Que ce soit par ses décors ou sa mise en scène, "Grand froid" impose un style, très rapidement et plonge son spectateur dans une ambiance unique, ou presque. Porté par ses interprètes, le film acquiert rapidement une identité propre, en grande partie grâce à ses personnages, à la fois insolites et terriblement humains. C'est encore une fois grâce à ses acteurs, tous remarquables, qu'il s'agisse de l'indispensable Jean-Pierre Bacri, d'Arthur Dupont, d'Olivier Gourmet ou des seconds rôles, dont Sam Karman ou Wim Willaert, pour ne citer qu'eux.
Cependant, après la mise en place de son univers macabre, Gérard Pautonnier peine à conclure l'affaire. Le scénario de "Grand froid" tourne souvent à vide, et l'humour dont il se réclame ne fonctionne pas toujours, désamorcé par des scènes plus lentes et parfois même dramatiques. On pense aux frères Coen, mais on regrette de ne pas trouver ici l'absurdité ou la causticité qui aurait fait de "Grand froid" une comédie noire et grinçante comme on peut les aimer.

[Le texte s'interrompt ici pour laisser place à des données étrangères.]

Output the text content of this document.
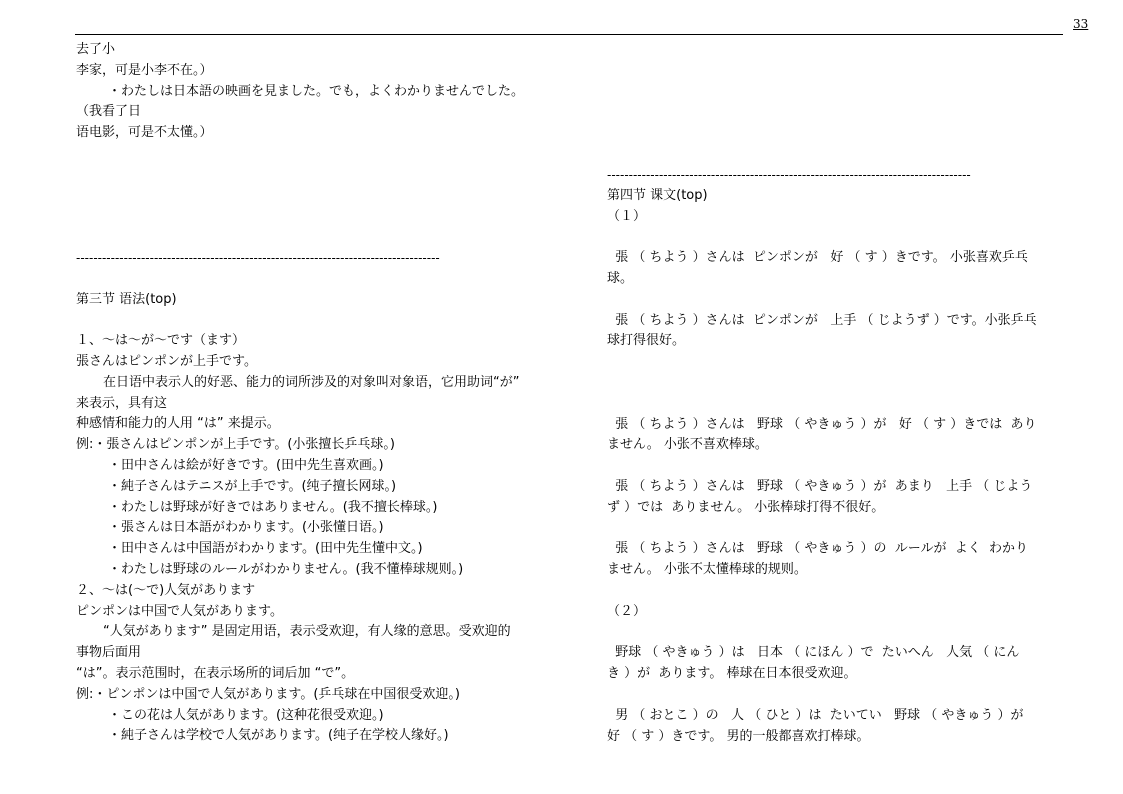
33
去了小
李家，可是小李不在。）
・わたしは日本語の映画を見ました。でも，よくわかりませんでした。
（我看了日
语电影，可是不太懂。）
------------------------------------------------------------------------------------
第三节 语法(top)
１、～は～が～です（ます）
張さんはピンポンが上手です。
在日语中表示人的好恶、能力的词所涉及的对象叫对象语，它用助词“が”
来表示，具有这
种感情和能力的人用 “は” 来提示。
例:・張さんはピンポンが上手です。(小张擅长乒乓球。)
・田中さんは絵が好きです。(田中先生喜欢画。)
・純子さんはテニスが上手です。(纯子擅长网球。)
・わたしは野球が好きではありません。(我不擅长棒球。)
・張さんは日本語がわかります。(小张懂日语。)
・田中さんは中国語がわかります。(田中先生懂中文。)
・わたしは野球のルールがわかりません。(我不懂棒球规则。)
２、～は(～で)人気があります
ピンポンは中国で人気があります。
“人気があります” 是固定用语，表示受欢迎，有人缘的意思。受欢迎的
事物后面用
“は”。表示范围时，在表示场所的词后加 “で”。
例:・ピンポンは中国で人気があります。(乒乓球在中国很受欢迎。)
・この花は人気があります。(这种花很受欢迎。)
・純子さんは学校で人気があります。(纯子在学校人缘好。)
------------------------------------------------------------------------------------
第四节 课文(top)
（１）
張 （ ちよう ）さんは  ピンポンが   好 （ す ）きです。 小张喜欢乒乓
球。
張 （ ちよう ）さんは  ピンポンが   上手 （ じようず ）です。小张乒乓
球打得很好。
張 （ ちよう ）さんは   野球 （ やきゅう ）が   好 （ す ）きでは  あり
ません。 小张不喜欢棒球。
張 （ ちよう ）さんは   野球 （ やきゅう ）が  あまり   上手 （ じよう
ず ）では  ありません。 小张棒球打得不很好。
張 （ ちよう ）さんは   野球 （ やきゅう ）の  ルールが  よく  わかり
ません。 小张不太懂棒球的规则。
（２）
野球 （ やきゅう ）は   日本 （ にほん ）で  たいへん   人気 （ にん
き ）が  あります。 棒球在日本很受欢迎。
男 （ おとこ ）の   人 （ ひと ）は  たいてい   野球 （ やきゅう ）が
好 （ す ）きです。 男的一般都喜欢打棒球。
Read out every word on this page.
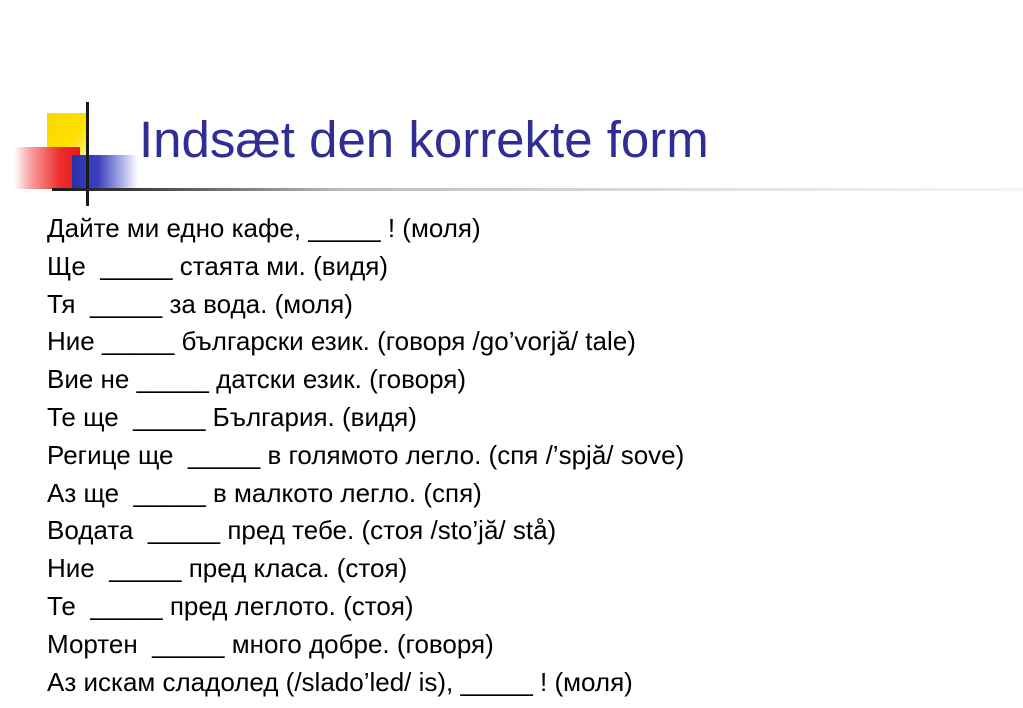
Indsæt den korrekte form
Дайте ми едно кафе, _____ ! (моля)
Ще  _____ стаята ми. (видя)
Тя  _____ за вода. (моля)
Ние _____ български език. (говоря /go’vorjă/ tale)
Вие не _____ датски език. (говоря)
Те ще  _____ България. (видя)
Регице ще  _____ в голямото легло. (спя /’spjă/ sove)
Аз ще  _____ в малкото легло. (спя)
Водата  _____ пред тебе. (стоя /sto’jă/ stå)
Ние  _____ пред класа. (стоя)
Те  _____ пред леглото. (стоя)
Мортен  _____ много добре. (говоря)
Аз искам сладолед (/slado’led/ is), _____ ! (моля)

Inégal, faute d'audace, ce premier film de Gérard Pautonnier vaut surtout pour ses acteurs et son esthétique. Il y fait à la fois très froid (à cause de l'ambiance) et chaud (grâce aux personnages). C'est déjà ça.
L'été, il est de coutume d'être moins exigeant : le spectateur peut se laisser aller à voir un film qu'il aurait dédaigné en temps normal. On peut mettre quelques neurones en vacances et choisir de passer du bon temps, sans trop réfléchir. L'autre soir, j'ai laissé ma zappette m'offrir "Go fast", tentative française de thriller . J'étais passé à côté de ce film lors de sa sortie. Alors, pourquoi pas, d'autant plus qu'il entrait dans le cadre de ce blog (à savoir un insuccès, public pour le coup). Mauvais timing aidant, j'ai loupé le générique et n'avais donc pas intégré la présence du logo "Eurocorp" à la production. Si je l'avais vu, j'aurais peut-être pu m'attendre à un traitement plus proche de "36 quai des orfèvres" que de "Taxi".

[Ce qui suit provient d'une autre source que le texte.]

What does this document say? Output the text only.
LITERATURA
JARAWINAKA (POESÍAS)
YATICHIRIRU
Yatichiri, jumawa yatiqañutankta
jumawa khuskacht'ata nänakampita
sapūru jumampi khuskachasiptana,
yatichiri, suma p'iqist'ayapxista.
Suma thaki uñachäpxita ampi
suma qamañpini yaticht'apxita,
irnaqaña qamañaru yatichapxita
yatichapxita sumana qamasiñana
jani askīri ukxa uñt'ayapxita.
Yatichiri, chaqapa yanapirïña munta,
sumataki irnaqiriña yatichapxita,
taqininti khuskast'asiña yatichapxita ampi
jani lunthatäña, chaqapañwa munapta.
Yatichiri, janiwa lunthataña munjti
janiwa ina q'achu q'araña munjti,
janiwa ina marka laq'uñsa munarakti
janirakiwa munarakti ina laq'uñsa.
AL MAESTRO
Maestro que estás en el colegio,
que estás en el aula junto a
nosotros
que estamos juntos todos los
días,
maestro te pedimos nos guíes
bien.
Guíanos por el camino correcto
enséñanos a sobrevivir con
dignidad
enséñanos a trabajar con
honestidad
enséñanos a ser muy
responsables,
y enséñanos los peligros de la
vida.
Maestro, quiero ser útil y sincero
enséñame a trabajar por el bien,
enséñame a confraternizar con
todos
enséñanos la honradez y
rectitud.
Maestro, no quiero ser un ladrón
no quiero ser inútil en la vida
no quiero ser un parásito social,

Marek est policier et lutte avec ses collègues contre le trafic de stupéfiants. Lors d'une opération qui tourne mal, ceux qui travaillent avec lui sont tués sous ses yeux. Peu après, encore marqué par ce drame, Marek est muté dans une nouvelle unité de la police judiciaire : il va devoir infiltrer un réseau de trafiquants, dont la spécialité est le go-fast. A l'aide d'automobiles souvent volées et chargées de dizaines de kilos de cannabis, les bandits remontent à toute vitesse l'autoroute de l'Espagne jusqu'à Paris.
Pour Marek, la mission s'annonce difficile...
En général, lorsqu'une production Eurocorp s'annonce, il est question de flingues et de grosses cylindrées, de préférence des Audi (Luc Besson doit avoir un faible avec cette marque, ça n'est pas possible autrement). Par contre, dans ces films cherchant à tout prix à attirer un maximum de public dans les salles (le public en question étant généralement composé de jeunes mâles que la présence de grosses voitures et de flingues émeut fortement), la vraisemblance est aux abonnés absents. En cela, le début (et l'affiche, du moins dans son tiers inférieur) de "Go Fast" peut étonner : c'est la carte du réalisme qui est brandie, dirait-on, du moins dans les premières séquences. Enfin, cet argument du réalisme ne tient que si l'on est client de cette vision qu'en offre souvent le petit écran, plus particulièrement lorsqu'il est en quête de sensationnalisme et en devient très critiquable.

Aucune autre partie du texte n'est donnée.